A group led by Prof Francis Martin at the University of Central Lancaster in the UK may have brought us closer to a biomarker for preclinical Alzheimer’s disease. In their study, the research team analyzed blood samples from 347 adults with Alzheimer’s disease or other neurodegenerative dementias and 202 age-matched healthy control subjects. They used a technique called vibrational spectroscopy, which takes advantage of the fact that molecular bonds between different atoms vibrate at different frequencies. Using this approach, they were able to measure the abundance of broad classes of molecules such as proteins, lipids, nucleic acids, etc. in the blood samples of the study subjects. This method of identifying the composition of molecules in the blood is low cost and safe, with the main risk coming from a standard blood draw. Thus, this technology could be implemented at point-of-care locations such as local clinics or primary care offices instead of sending samples to a central laboratory for analysis.

The researchers found that blood from Alzheimer’s patients had greater amounts of specific proteins and decreased amounts of specific lipids compared to blood from the control subjects. Unfortunately, vibrational spectroscopy does not allow for the identification of the specific proteins and lipids, but the researchers speculate that based on the type of protein bonds identified that these may be contained in amyloid protein, which forms the amyloid plaques in Alzheimer patients’ brains. They further suggest that the lipid bonds may be contained in the kinds of lipids that make up brain cells and are decreased as a result of brain cell loss in Alzheimer’s disease. While these speculations are in line with what we know about Alzheimer’s disease brain pathology, the proteins and lipids do need to be positively identified in future studies.

The researchers found that these molecular abundance differences were useful for telling which subjects had Alzheimer’s disease and which did not. They report that the relative amounts of the lipids and proteins provided 70% sensitivity and specificity for classifying the subjects. Sensitivity and specificity increased to 86% if the subject had another genetic risk factor for Alzheimer’s disease, the APOE ε4 allele.

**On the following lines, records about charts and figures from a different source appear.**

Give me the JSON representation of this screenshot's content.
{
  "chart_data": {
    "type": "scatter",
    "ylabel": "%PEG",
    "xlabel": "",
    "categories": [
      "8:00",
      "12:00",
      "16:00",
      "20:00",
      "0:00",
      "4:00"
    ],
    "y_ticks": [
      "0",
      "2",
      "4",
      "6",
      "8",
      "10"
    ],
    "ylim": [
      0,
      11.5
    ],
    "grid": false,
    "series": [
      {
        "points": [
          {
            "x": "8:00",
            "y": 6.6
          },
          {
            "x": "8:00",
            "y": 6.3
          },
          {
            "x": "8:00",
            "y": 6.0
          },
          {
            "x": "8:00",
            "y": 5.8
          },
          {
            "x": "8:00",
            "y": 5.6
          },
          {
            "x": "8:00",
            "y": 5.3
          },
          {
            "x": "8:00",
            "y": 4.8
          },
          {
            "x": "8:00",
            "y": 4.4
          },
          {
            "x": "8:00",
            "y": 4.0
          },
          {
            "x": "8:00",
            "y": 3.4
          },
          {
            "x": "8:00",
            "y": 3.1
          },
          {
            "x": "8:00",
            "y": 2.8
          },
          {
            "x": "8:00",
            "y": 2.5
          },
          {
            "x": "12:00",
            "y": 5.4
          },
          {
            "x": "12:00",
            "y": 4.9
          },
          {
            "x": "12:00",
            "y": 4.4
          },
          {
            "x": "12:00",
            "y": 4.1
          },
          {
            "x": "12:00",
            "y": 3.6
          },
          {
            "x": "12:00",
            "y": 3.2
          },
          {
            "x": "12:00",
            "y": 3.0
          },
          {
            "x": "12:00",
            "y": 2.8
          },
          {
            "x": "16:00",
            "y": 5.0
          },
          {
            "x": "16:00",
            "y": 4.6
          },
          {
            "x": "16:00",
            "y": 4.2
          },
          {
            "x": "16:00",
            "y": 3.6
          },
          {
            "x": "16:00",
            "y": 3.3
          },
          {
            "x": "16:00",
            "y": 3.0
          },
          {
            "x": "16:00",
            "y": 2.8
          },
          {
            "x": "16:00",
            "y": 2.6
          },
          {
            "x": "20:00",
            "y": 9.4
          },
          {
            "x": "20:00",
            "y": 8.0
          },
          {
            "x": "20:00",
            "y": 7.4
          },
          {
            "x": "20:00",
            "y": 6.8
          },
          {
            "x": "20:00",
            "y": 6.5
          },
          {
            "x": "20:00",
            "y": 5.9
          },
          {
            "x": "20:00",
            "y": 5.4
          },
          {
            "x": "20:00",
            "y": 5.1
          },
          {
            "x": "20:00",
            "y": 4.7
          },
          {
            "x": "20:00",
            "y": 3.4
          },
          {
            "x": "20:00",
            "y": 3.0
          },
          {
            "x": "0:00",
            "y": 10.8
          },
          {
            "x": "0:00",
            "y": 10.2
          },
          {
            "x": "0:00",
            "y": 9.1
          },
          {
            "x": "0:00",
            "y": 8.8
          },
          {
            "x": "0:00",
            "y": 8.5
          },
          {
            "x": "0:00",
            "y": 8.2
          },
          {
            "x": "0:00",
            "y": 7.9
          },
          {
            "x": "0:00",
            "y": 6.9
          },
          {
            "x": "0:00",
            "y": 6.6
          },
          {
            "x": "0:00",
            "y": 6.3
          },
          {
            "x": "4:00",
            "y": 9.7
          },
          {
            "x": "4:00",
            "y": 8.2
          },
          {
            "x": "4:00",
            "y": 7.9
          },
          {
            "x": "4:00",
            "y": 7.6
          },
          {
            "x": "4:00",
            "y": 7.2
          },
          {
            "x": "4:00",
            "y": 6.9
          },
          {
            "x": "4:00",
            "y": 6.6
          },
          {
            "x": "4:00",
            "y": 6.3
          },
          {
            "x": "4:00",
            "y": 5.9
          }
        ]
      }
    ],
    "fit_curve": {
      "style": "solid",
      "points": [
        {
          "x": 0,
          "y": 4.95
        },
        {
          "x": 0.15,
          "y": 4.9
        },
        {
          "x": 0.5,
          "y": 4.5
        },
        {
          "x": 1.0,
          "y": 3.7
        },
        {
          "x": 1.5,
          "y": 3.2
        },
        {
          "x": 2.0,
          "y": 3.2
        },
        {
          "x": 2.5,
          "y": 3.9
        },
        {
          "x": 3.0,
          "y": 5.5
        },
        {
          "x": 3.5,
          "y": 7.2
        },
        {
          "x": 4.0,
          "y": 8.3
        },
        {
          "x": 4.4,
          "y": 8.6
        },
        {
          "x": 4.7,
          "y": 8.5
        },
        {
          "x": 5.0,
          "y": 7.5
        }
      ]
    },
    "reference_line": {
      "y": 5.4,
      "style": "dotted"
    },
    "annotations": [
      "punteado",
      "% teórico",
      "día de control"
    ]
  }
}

Future studies will need to demonstrate that this approach has utility in the preclinical stage of the disease where presumably, the protein and lipid differences between preclinical Alzheimer’s subjects and controls may be much smaller. The results of this study are encouraging, but perhaps the technique of vibrational spectroscopy is the real star here. This approach offers significant advantages to other laboratory based methods including the seeming ease of implementation as a low cost, point-of-care technique for measuring the molecular composition of blood.